Alternative Proteins

Clara Foods scales up

Why is this significant?

The biggest problem for a startup company is scaling the idea to commercial volumes. Until a startup gets the marketing and distribution network up and running they’re vulnerable to the market incumbents. With this in mind Clara Foods have partnered with USD6bn company Ingredion to develop, market and sell their product. The partnership with Ingredion will markedly accelerate Clara’s scale up to commercial volumes and the USD40m in Series B funding won’t hurt either! We should see commercial scale product in 2020.

What’s the big deal?

Similarly to Perfect Day partnering with established company ADM to manufacture their dairy proteins Clara Foods have partnered with ingredients manufacturer Ingredion. This partnership comes as part of the USD40m Series B funding round led by Ingredion and including B37, Hemisphere Ventures and SOSV. This has massive benefits to Clara with their agreement with Ingredion to “jointly develop, market and globally distribute novel, highly functional protein ingredient products”. Clara thus get access to USD6bn Ingredion’s global sales, marketing and distribution reach, massively extending their potential market impact. They also get access to Ingredion’s operational expertise in running manufacturing operations.

The product.

These egg white proteins are manufactured by genetically editing yeast to produce these proteins by fermentation. It’s another application of synthetic biology, the technology that’s changing the world! Interestingly Clara’s patent covers “recombinantly expressing the two or more egg white proteins may occur using cell-free protein synthesis”. It’s interesting because it addresses the “holy grail” of synthetic biology to remove the complexities of cell metabolism from the picture. They can also selectively manufacture specific egg proteins which are not commercially viable to extract from whole eggs. This is another example of the “personalisation” advantages of new technologies.

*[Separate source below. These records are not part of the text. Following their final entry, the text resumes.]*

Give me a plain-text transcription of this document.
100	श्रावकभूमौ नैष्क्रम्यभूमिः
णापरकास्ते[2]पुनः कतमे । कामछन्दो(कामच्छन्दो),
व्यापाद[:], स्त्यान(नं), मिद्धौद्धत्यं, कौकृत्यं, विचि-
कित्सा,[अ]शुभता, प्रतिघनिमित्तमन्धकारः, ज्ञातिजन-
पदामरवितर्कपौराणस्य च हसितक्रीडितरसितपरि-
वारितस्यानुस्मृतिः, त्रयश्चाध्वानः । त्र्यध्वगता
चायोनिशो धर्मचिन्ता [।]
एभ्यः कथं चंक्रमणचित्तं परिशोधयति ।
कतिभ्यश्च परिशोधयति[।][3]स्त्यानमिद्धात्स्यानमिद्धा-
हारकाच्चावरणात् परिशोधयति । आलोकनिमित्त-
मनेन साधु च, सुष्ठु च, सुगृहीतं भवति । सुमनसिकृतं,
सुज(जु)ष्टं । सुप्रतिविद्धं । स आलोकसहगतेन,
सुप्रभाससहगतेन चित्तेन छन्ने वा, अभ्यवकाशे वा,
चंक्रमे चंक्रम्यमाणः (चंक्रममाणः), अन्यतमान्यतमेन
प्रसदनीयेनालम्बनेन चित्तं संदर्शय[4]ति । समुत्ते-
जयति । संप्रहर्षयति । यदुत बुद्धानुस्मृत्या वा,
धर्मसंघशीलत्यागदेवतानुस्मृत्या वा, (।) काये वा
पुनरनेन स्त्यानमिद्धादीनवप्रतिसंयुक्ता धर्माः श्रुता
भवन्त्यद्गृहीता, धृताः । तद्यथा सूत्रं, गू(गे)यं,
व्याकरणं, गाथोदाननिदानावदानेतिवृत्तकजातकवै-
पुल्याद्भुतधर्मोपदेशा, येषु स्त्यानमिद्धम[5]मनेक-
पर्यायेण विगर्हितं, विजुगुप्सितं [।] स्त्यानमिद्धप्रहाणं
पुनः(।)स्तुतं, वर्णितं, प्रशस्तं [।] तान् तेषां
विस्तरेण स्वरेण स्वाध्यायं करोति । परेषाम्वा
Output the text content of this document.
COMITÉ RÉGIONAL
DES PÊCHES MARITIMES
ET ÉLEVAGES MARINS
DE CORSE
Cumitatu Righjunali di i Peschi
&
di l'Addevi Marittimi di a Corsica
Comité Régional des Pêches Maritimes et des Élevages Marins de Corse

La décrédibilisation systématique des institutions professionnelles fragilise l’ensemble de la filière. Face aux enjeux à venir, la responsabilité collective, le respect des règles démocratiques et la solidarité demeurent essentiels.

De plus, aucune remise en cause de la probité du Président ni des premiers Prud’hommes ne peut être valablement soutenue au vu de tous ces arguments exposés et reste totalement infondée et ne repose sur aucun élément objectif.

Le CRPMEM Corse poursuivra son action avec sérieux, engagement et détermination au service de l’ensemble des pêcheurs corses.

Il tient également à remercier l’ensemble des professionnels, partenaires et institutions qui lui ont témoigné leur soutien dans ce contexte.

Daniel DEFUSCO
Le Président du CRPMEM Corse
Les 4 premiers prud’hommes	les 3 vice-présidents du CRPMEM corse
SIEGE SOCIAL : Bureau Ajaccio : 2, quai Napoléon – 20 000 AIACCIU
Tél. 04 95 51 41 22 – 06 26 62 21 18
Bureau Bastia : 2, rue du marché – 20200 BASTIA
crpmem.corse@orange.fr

Apparently “manufacturing will start overseas”, probably because of uncertain regulation in the US. Another example of why governments desperately need to have legislation which keeps up with technology advances!

The consequences?

Conventional animal agriculture is a complex web of interactive and interdependent industries and products. Remove the viability of one product and the consequences ripple up and down the value chain. Every part of an animal must be sold for profitability, so remove one profit source and price has to rise somewhere else. At some point an alternative product becomes economically viable, risking the collapse of the incumbent product. Pull enough threads and the whole structure is in danger of collapse.

The future.

This is yet another disruption to conventional animal agriculture,  but apparently “People from major egg companies want to participate as an investor or commercial partner” says founder Arturo Elizondo. Like the meat industry many of the downstream processors see new technologies as opportunities, not threats.

We’re seeing little push-back from conventional egg farmers and they seem oblivious to the any perceived threat. But, once they wake up, will they copy the beef industry’s legislative approach to try and kill new hi-tech competition?

The Future of Food is coming, ready or not!